2019年4月10日水曜日

MSパイロット

 ガルマはなぜドップをメインに使っていたのかと言うと、それは戦闘機のパイロットこそが当時はエリートであったからだ。ルウム戦役など緒戦のMSの大選果をもってその常識は覆されたが、それでもジオン独立戦争の前半はまだ戦闘機のパイロットこそがエリートという風潮であった。

 そしてMSのパイロットはと言うと、実は下級兵士が多かった。その大きな原因が、ジオンは10年近く前から開戦を見越してモビルスーツの開発に取り組み、その前段階として作業用のモビルワーカーを開発していた事にある。
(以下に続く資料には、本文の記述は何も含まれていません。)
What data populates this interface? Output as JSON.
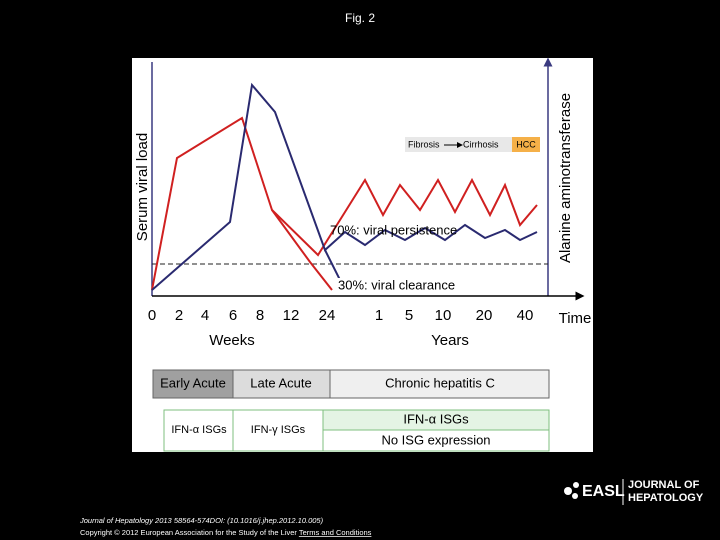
{
  "header": {
    "title": "Fig. 2"
  },
  "figure": {
    "y_axis_left": "Serum viral load",
    "y_axis_right": "Alanine aminotransferase",
    "x_ticks_weeks": [
      0,
      2,
      4,
      6,
      8,
      12,
      24
    ],
    "x_ticks_years": [
      1,
      5,
      10,
      20,
      40
    ],
    "x_unit": "Time",
    "weeks_label": "Weeks",
    "years_label": "Years",
    "annotations": [
      "70%: viral persistence",
      "30%: viral clearance"
    ],
    "progression": [
      "Fibrosis",
      "Cirrhosis",
      "HCC"
    ],
    "phases": [
      "Early Acute",
      "Late Acute",
      "Chronic hepatitis C"
    ],
    "isgs": [
      "IFN-α ISGs",
      "IFN-γ ISGs",
      "IFN-α ISGs",
      "No ISG expression"
    ]
  },
  "footer": {
    "citation": "Journal of Hepatology 2013 58564-574DOI: (10.1016/j.jhep.2012.10.005)",
    "copyright": "Copyright © 2012 European Association for the Study of the Liver",
    "terms": "Terms and Conditions",
    "logo": [
      "EASL",
      "JOURNAL OF",
      "HEPATOLOGY"
    ]
  }
}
これらモビルワーカーは各種肉体労働の現場で使用され、今で言う所のフォークリフトに近い存在であった。そのため、それらのパイロットは主に労働者階級や軍の作業員であり、彼等が開戦直前に好条件で大量にMSパイロットとして雇用されたのであった。もちろんジオンはそうした事を全て計画的に行っていたのだった。
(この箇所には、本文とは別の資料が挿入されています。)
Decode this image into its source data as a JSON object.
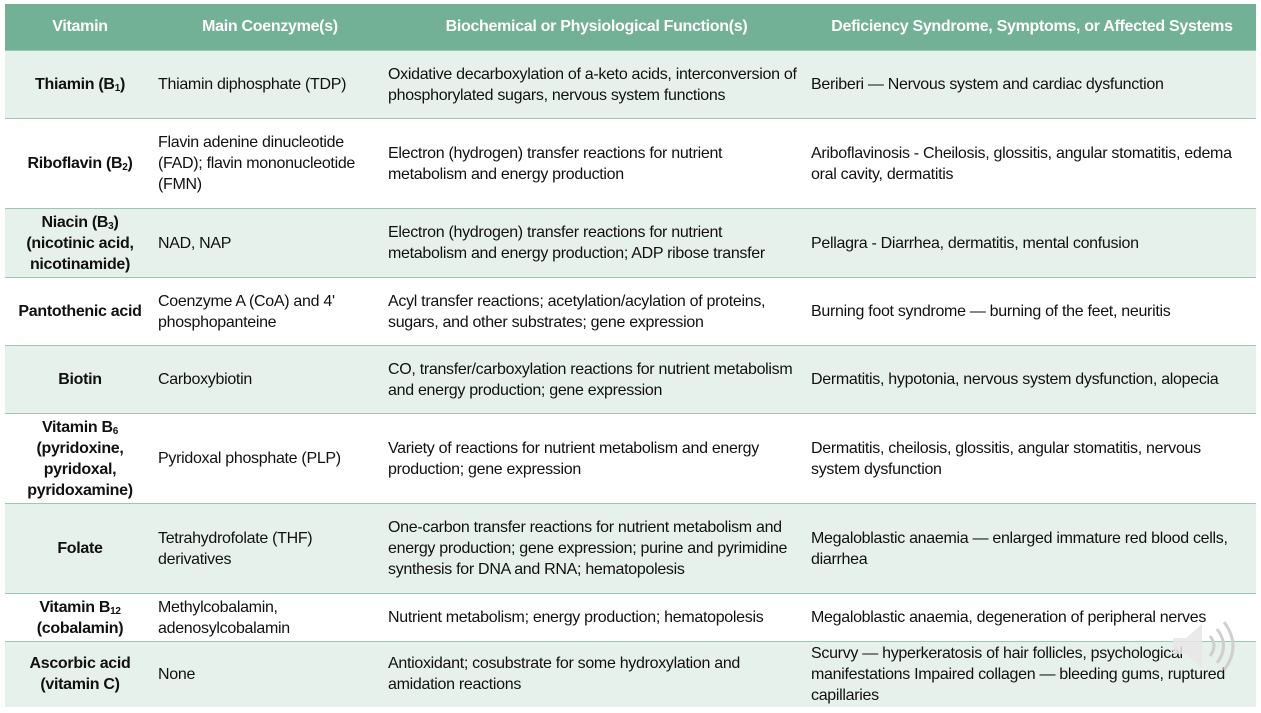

 この代表的な例が黒い三連星で、彼等は開戦前はコロニーの港湾作業に従事するモビルワーカーの操縦士であった。ジオンはモビルワーカーの操縦士をモビルスーツ乗りに転用する事を当初から計画していたから、戦争前よりモビルワーカーを用いた競技大会を積極的に開催しており、有能な者をリストアップしていたのだった。そこで特に目を惹いたのがガイア、マッシュ、オルテガの3人からなるチームで当時から全身黒に塗装したモビルワーカーが彼等のトレードマークであった。ジオン軍は彼等を当然、かなりの好待遇で軍に引き抜いたのであった。
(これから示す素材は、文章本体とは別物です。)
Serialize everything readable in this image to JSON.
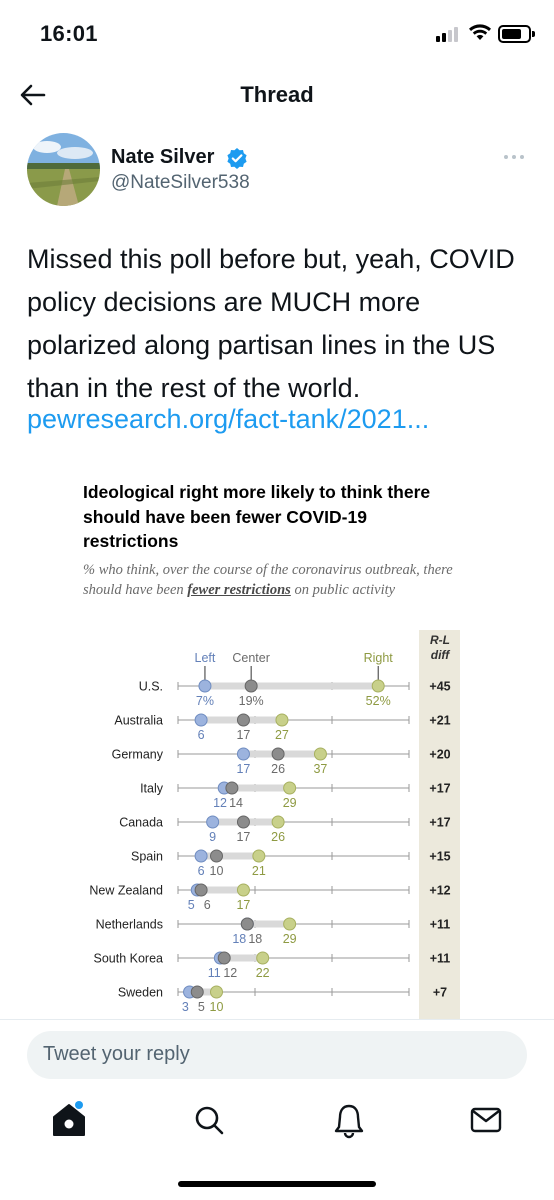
{
  "status_bar": {
    "time": "16:01",
    "signal_bars": 2,
    "battery_level": 0.75
  },
  "header": {
    "title": "Thread"
  },
  "tweet": {
    "author_name": "Nate Silver",
    "author_handle": "@NateSilver538",
    "text": "Missed this poll before but, yeah, COVID policy decisions are MUCH more polarized along partisan lines in the US than in the rest of the world.",
    "link": "pewresearch.org/fact-tank/2021..."
  },
  "chart_data": {
    "type": "dot",
    "title": "Ideological right more likely to think there should have been fewer COVID-19 restrictions",
    "subtitle_before": "% who think, over the course of the coronavirus outbreak, there should have been ",
    "subtitle_emphasis": "fewer restrictions",
    "subtitle_after": " on public activity",
    "xlim": [
      0,
      60
    ],
    "grid": false,
    "diff_header": "R-L diff",
    "series": [
      {
        "name": "Left",
        "color": "#9cb3de",
        "stroke": "#6f8cc0",
        "values": [
          7,
          6,
          17,
          12,
          9,
          6,
          5,
          18,
          11,
          3
        ]
      },
      {
        "name": "Center",
        "color": "#8c8c8c",
        "stroke": "#666666",
        "values": [
          19,
          17,
          26,
          14,
          17,
          10,
          6,
          18,
          12,
          5
        ]
      },
      {
        "name": "Right",
        "color": "#c8d08a",
        "stroke": "#a7b060",
        "values": [
          52,
          27,
          37,
          29,
          26,
          21,
          17,
          29,
          22,
          10
        ]
      }
    ],
    "categories": [
      "U.S.",
      "Australia",
      "Germany",
      "Italy",
      "Canada",
      "Spain",
      "New Zealand",
      "Netherlands",
      "South Korea",
      "Sweden"
    ],
    "diff": [
      "+45",
      "+21",
      "+20",
      "+17",
      "+17",
      "+15",
      "+12",
      "+11",
      "+11",
      "+7"
    ],
    "us_labels": [
      "7%",
      "19%",
      "52%"
    ],
    "label_colors": {
      "left": "#6380b8",
      "center": "#6b6b6b",
      "right": "#8e9a42"
    }
  },
  "reply": {
    "placeholder": "Tweet your reply"
  },
  "tabs": [
    "home-icon",
    "search-icon",
    "notifications-icon",
    "messages-icon"
  ]
}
 このように、ジオンはかなり早い段階からMSパイロットの育成に着手していたため、ジオン独立戦争時のジオンと連邦のパイロットの技量差はかなりの開きがあった。性能で言えば、連邦軍が満を持して量産化したジムの上位機種はゲルググとほぼ同等の性能を誇っていた。にもかかわらずMS同士の戦闘ではジオンの方が相当大きな選果を挙げていた。それは経験の差を考慮すれば当然の事であった。